Geschlecht: Geschlecht:weiblich
Anmeldungsdatum: 25.04.2012
Beiträge: 3501

BeitragVerfasst am: 22.02.2014, 15:11    Titel: Antworten mit Zitat

Liebe Chaota,

wir haben ja im letzten Jahr das Haus von einer Verwandten geräumt. Da ging es mir auch so, dass ich einerseits gedacht habe, dass kann man doch nicht wegwerfen, andererseits ich es aber auch nicht selbst haben wollte.

Du stehst hier natürlich emotional viel näher dran.

Vielleicht gelingt es Dir einfach objektiv die Dinge zu betrachten. Was hätten Deine Eltern gewollt? Das Du sie in der Erinnerung behälst mit ein paar Kleinigkeiten, die so typisch für sie waren oder dass Du Deinen Lebensraum zustellst mit Sachen die sie nie wieder brauchen werden?

Einen schönen großen Kleiderschrank kannst Du sicher verkaufen.

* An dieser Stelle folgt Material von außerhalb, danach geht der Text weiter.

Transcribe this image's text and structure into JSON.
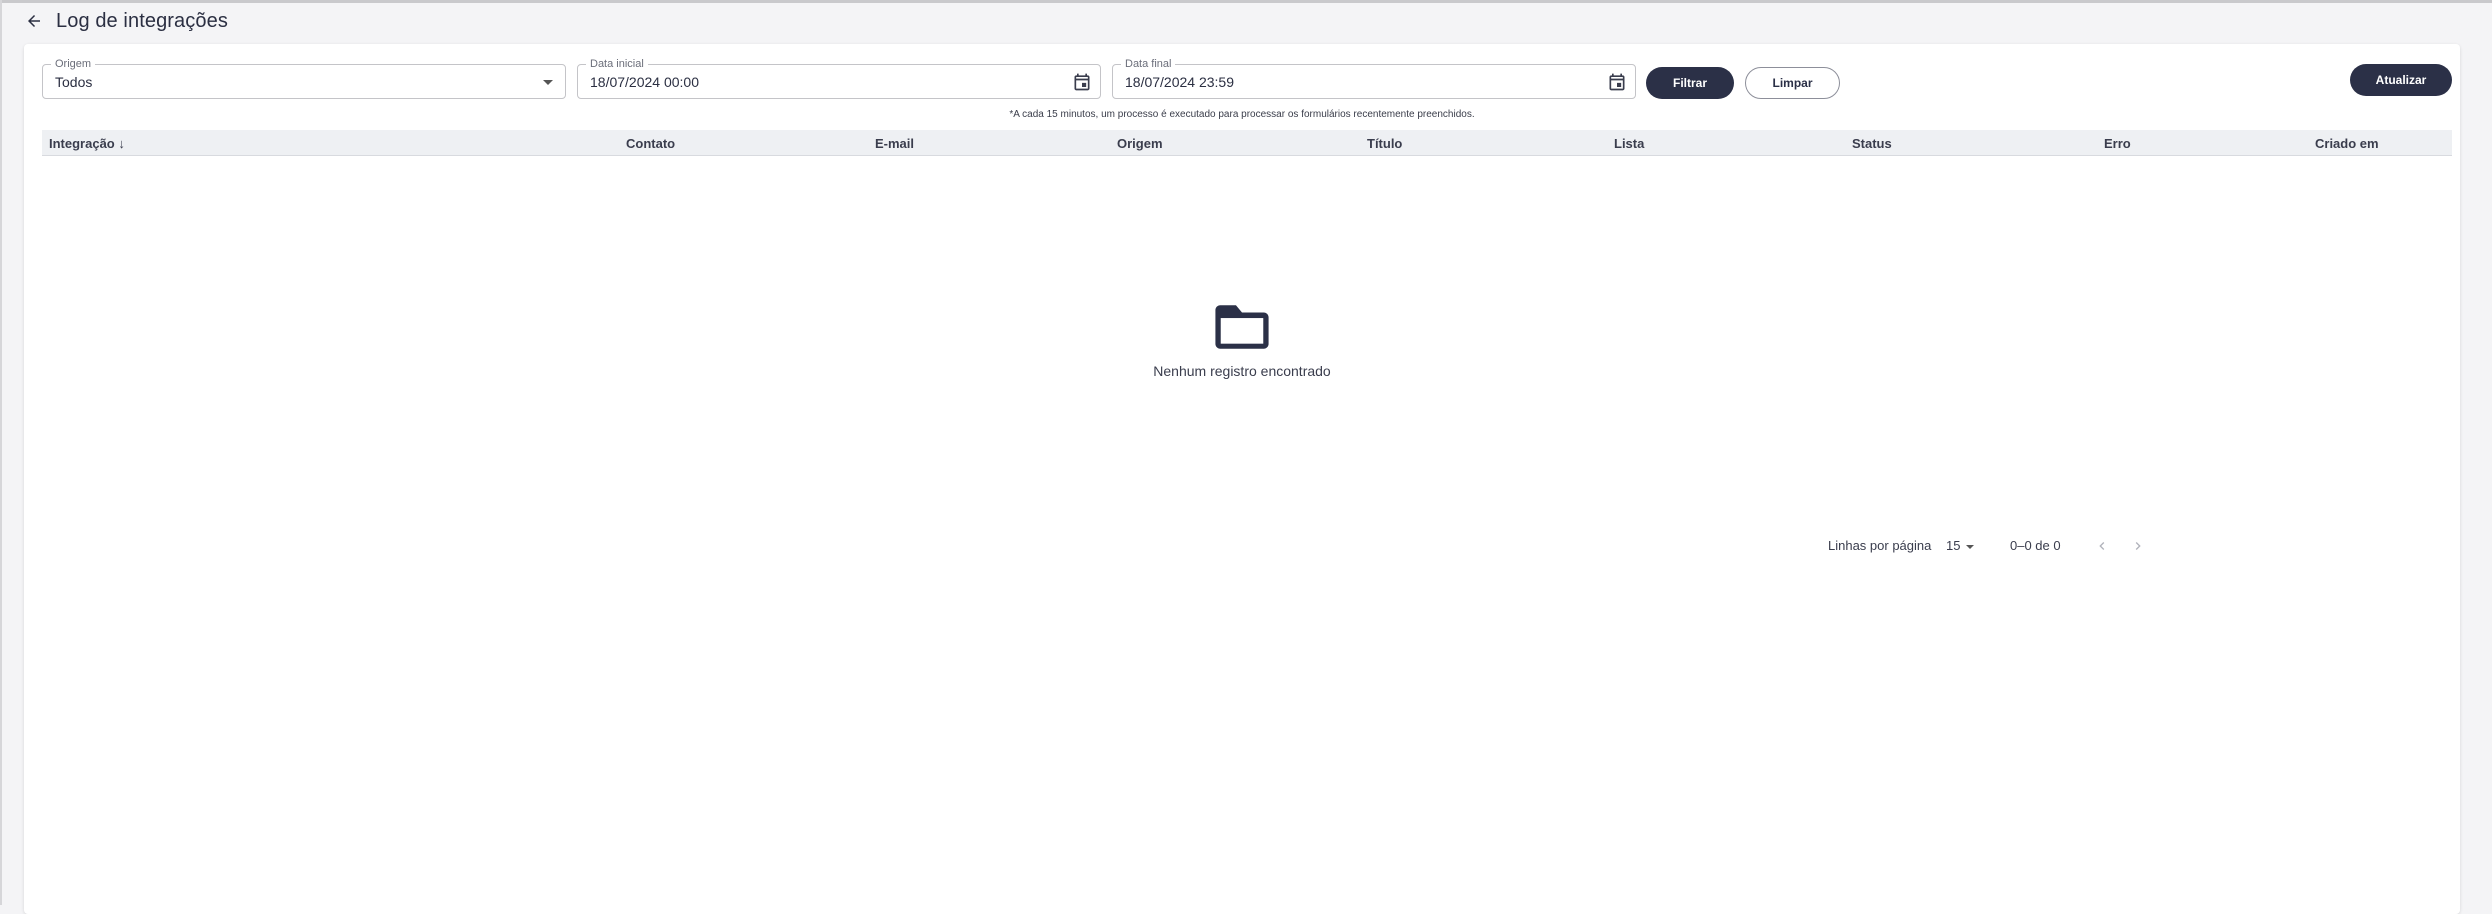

Einmal auf einem Flohmarkt Geschirr und ähnliches verkaufen geht auch ganz gut. Oder Du organisierst einen Hausflohmarkt. Ich habe frecherweise über das Internet schon einiges verkauft gehabt und die Käufer dann alle zum abholen am Verkaufswochenende bestellt - glaub mir, da ist keiner nur mit dem gekauften gegangen! Sehr glücklich

Wenn es Dir hilft, kannst Du mir auch Fotos schicken von Sachen die Du vielleicht verkaufen möchtest und ich sage Dir ob sich das lohnen könnte.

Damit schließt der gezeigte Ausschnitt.